Google Health - Is this available to the public? Could someone use this to make a "Personalized Super Symptom Checker" based on their personal EHR and the AI help of Google Bard/Gemini (which was trained in medical concerns) - and maybe to offer this as a chatbot (Patient Listener) sorting through the patient's story, which often the doctor does not have time to listen to? If interested, I made this comment based on the concepts in my book - "Future Healthcare Today: How Technology is Revolutionizing Holistic Wellness” - https://books2read.com/u/3nBMDo Greg Corrado Joëlle Barral
This will undoubtedly fuel better consideration of a multitude of AI applications in healthcare...tackling a key obstacle to adoption. For more about challenges to healthcare's adoption, I wrote on this earlier today https://www.linkedin.com/pulse/great-healthcare-ai-paradox-stakes-too-high-scott-vudvc/?trackingId=yUXCw7PqSsuOAayvkczm8g%3D%3D
Pre-print manuscript of this work (for scientific readers). https://arxiv.org/pdf/2405.03162
In this blog post (https://research.google/blog/advancing-medical-ai-with-med-gemini), Google Health wrote that, "We then benchmark Med-Gemini models on 14 tasks spanning text, multimodal and long-context applications. In the popular MedQA US Medical Licensing Exam (USMLE)-style question benchmark, Med-Gemini achieves a state-of-the-art performance of 91.1% accuracy, surpassing our prior best of Med-PaLM 2 by 4.6% (shown below)." Is the MedQA US Medical Licensing Exam (USMLE)-style question benchmark reflective of step 1, step 2, or step 3 of the USMLE exam? Or all the steps of the USMLE exam? Thanks!

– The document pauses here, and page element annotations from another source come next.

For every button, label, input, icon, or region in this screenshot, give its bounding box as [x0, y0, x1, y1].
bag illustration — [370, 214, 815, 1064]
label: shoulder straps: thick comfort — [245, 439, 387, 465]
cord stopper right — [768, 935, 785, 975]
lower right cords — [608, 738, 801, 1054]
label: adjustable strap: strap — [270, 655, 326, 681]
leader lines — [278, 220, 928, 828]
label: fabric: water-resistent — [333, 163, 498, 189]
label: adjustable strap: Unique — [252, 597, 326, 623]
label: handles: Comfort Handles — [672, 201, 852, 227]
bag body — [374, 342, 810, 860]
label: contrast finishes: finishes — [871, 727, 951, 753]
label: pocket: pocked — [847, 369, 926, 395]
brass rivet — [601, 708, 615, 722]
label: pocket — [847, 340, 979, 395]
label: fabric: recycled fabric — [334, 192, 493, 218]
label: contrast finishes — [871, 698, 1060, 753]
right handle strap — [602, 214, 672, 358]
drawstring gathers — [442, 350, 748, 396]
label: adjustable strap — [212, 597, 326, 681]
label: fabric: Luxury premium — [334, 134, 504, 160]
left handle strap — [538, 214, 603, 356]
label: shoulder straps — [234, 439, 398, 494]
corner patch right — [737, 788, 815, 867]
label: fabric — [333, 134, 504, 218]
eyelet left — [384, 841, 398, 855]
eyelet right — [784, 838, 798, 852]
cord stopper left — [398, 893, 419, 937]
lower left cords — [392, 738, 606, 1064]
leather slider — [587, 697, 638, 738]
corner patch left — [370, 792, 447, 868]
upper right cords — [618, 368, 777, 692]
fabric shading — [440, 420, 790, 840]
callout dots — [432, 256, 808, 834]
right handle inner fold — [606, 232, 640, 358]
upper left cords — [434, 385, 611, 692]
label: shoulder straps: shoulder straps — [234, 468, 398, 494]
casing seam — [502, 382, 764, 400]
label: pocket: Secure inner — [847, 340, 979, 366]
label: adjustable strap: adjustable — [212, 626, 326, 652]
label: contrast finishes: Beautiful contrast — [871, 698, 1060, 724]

👀🚀🚀🚀 congratulations, who can I talk to about API? Google Health
A potential game changer!
Google Health, again leading the way for breakthrough innovation and social Impact. This is going to life-changing… literally. We are excited to work with our academic healthcare customers to accelerate development and joint research.
Predicting health outcomes from genetic data with polygenic risk scores is a big step forward. What challenges did you encounter while developing this feature?

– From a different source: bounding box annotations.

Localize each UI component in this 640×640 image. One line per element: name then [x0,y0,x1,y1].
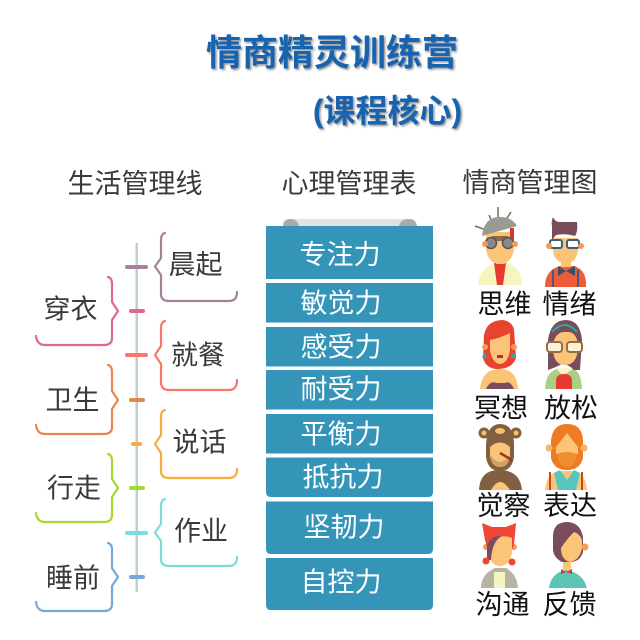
item: 就餐: 就餐 [171,340,225,370]
clipboard top [283,219,417,228]
item: 睡前: 睡前 [46,564,100,594]
label: 思维: 思维 [478,290,532,320]
item: 穿衣 [36,277,145,345]
item: 行走: 行走 [47,474,101,504]
avatar: scientist [475,207,522,285]
bar: 抵抗力: 抵抗力 [302,462,384,492]
label: 表达: 表达 [543,491,597,521]
heading: EQ management: 情商管理图 [462,168,598,198]
avatar: glasses woman [545,320,582,389]
bar: 自控力 [266,558,433,610]
panel: characters [474,207,598,620]
avatar: red-hair woman [480,320,518,389]
item: 就餐 [125,321,237,390]
timeline axis [136,243,138,592]
panel: life timeline [36,233,237,611]
bar: 耐受力 [266,370,433,410]
bar: 自控力: 自控力 [300,568,382,598]
item: 行走 [36,454,145,522]
item: 说话: 说话 [172,428,226,458]
bar: 专注力 [266,226,433,279]
heading: life management: 生活管理线 [68,169,202,199]
bar: 感受力 [266,327,433,366]
label: 冥想: 冥想 [474,394,528,424]
bar: 坚韧力 [266,502,433,554]
item: 作业: 作业 [174,516,228,546]
bar: 坚韧力: 坚韧力 [304,512,384,542]
label: 放松: 放松 [544,394,598,424]
avatar: ginger man [545,424,588,490]
bar: 耐受力: 耐受力 [300,374,382,404]
label: 觉察: 觉察 [476,491,530,521]
item: 卫生: 卫生 [46,386,100,416]
avatar: bear [478,424,522,490]
item: 说话 [131,410,237,478]
label: 沟通: 沟通 [476,590,530,620]
bar: 感受力: 感受力 [300,332,382,362]
bar: 敏觉力: 敏觉力 [300,288,382,318]
label: 情绪: 情绪 [542,290,596,320]
item: 作业 [125,499,237,566]
bar: 敏觉力 [266,283,433,322]
item: 睡前 [36,543,145,611]
avatar: purple hair girl [549,522,588,588]
label: 反馈: 反馈 [542,590,596,620]
item: 卫生 [36,365,145,434]
item: 晨起 [125,233,237,301]
bar: 平衡力 [266,414,433,454]
heading: psychology management: 心理管理表 [282,169,416,199]
item: 晨起: 晨起 [168,250,222,280]
bar: 专注力: 专注力 [300,240,380,270]
avatar: red hat girl [481,523,518,588]
title: 情商精灵训练营 [206,32,458,73]
avatar: glasses man [545,217,586,287]
panel: psychology table [266,219,433,610]
item: 穿衣: 穿衣 [44,294,98,324]
bar: 抵抗力 [266,458,433,497]
bar: 平衡力: 平衡力 [300,420,382,450]
subtitle: (课程核心) [313,93,462,129]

Physician | Data Scientist | Engineer
3wGoogle Health please provide clarification on a discrepancy between a figure in the arXiv paper “Advancing Multimodal Medical Capabilities of Gemini” and the images in this post. Figure 9 in the arXiv paper reads that the model detected a "basilar ganglia" infarction that was missed by a Radiologist. It had previously been pointed out that the "basilar ganglia" is not a real anatomic structure. This means that the Med-Gemini output was incorrect despite being highlighted as correctly finding something missed by a Radiologist. There is hypodensity in the left internal capsule and seemingly the claustrum / extreme capsule (not part of the basal ganglia) on the image that is consistent with an infarction. I see an updated image in this LinkedIn post with the same figure saying "basal ganglia" infarction. I would like to confirm that this is unedited output from Med-Gemini and not an undisclosed edit to the figure in the original manuscript that does not correspond to verbatim Med-Gemini output. If it is unedited Med-Gemini output then I would like to know if any changes were made to Med-Gemini in the interim or if this was simply passing the same test data into the model and getting a different (correct) model output this time.